Community workshop celebrates King legacy


YOUNGSTOWN

A smile brightened Micah Smith’s face when she thought about the impact Dr. Martin Luther King Jr. had on her life.

“Martin Luther King taught me how to be nonviolent and choose love instead of hate,” the Youngstown Early College senior explained, adding that such a transformation has allowed her to still love those who may persecute her.

A desire to celebrate the life and legacy of the iconic civil-rights leader, minister and humanitarian brought Smith to Monday’s 32nd annual Community Workshop Celebrating the Life & Legacy of the Rev. Dr. Martin Luther King Jr. event at First Presbyterian Church, 201 Wick Ave., on the North Side.

Hosting the three-hour gathering, themed “Remembering What is Civil, Doing What is Right,” was the Martin Luther King Jr. Planning Committee of Mahoning County. The Rev. William Blake, director of Youngstown State University’s Office of Student Diversity, was moderator.

Alicia Reed, an Early College student, said she feels King’s legacy has left an imprint on the nonviolent protesters who demonstrated against the killing of black men in Ferguson, Mo., and New York City.

“He has made me more involved in the community,” added Serena Chatman, a YSU political-science major who hopes to be an Ohio state senator.

Chatman, Reed and Smith also have been on Sojourn to the Past, a 10-day, five-state bus trip through the Deep South in which high-school students and adults learn about the civil-rights movement of the 1950s and ‘60s and apply those lessons to their lives.

Making up the workshop’s panel were Barbara Ewing, the Youngstown Business Incubator’s chief operating officer; Jaladah Aslam, the King committee’s co-convener; Holly Welch, Choffin Career & Technical Center’s curriculum supervisor; and Jerome Justice, an entrepreneur who also owns Villa Shoe Store in Liberty Township.

Many regions with a single, dominant industry tend to have fewer entrepreneurial opportunities, noted Ewing, who added that it’s important to support “nuts-and-bolts” start-up businesses in the Mahoning Valley.

Such ventures often contribute to their areas’ economic vitality, make it easier for some people to find jobs and bring added hope and a greater ability to correct certain social ills, she continued.

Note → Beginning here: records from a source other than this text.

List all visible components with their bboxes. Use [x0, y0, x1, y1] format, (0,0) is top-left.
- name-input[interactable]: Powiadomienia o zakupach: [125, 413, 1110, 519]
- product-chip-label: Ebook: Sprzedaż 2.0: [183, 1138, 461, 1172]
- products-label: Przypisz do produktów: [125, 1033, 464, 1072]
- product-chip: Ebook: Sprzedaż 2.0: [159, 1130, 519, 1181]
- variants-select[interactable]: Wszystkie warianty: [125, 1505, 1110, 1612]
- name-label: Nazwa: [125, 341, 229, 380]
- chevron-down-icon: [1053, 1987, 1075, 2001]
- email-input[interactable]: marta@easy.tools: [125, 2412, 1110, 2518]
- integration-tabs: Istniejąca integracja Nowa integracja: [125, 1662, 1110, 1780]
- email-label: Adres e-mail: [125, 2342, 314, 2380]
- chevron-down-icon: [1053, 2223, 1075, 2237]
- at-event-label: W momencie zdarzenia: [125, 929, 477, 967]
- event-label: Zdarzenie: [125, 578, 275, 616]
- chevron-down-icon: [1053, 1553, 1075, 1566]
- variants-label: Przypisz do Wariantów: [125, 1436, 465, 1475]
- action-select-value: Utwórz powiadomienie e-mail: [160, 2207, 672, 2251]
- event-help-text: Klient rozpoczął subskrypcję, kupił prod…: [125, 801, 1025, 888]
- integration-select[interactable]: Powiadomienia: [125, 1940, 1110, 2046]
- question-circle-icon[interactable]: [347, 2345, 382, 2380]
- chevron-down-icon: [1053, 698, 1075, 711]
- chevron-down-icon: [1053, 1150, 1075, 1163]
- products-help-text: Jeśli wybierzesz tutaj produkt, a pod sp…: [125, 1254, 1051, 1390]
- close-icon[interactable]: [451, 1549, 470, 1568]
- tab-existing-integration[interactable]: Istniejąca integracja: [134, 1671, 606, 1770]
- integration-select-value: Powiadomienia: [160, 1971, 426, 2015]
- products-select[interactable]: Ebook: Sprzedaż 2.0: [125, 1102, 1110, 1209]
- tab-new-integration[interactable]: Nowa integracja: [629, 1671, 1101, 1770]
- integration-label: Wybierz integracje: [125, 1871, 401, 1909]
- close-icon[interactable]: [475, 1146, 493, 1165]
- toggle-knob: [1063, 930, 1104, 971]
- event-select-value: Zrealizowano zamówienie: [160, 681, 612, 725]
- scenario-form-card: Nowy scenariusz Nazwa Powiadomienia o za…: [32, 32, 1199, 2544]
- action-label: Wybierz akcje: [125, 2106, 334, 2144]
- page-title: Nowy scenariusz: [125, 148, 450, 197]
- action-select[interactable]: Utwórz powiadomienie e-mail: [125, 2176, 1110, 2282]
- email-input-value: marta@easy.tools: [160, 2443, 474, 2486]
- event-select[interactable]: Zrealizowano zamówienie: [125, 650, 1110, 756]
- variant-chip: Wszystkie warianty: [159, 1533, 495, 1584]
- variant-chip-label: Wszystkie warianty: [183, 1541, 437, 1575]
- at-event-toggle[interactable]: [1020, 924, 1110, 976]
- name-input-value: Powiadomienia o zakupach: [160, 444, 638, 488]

The most effective social-justice tool for changing unfair laws is the ballot, said Aslam, who called the low voter turnout for recent midterm elections “beyond pathetic.”

“We can protest police brutality, yet we won’t obtain an absentee ballot,” Aslam added, noting that voter turnout was high, however, among blacks for the 2008 and 2012 presidential elections.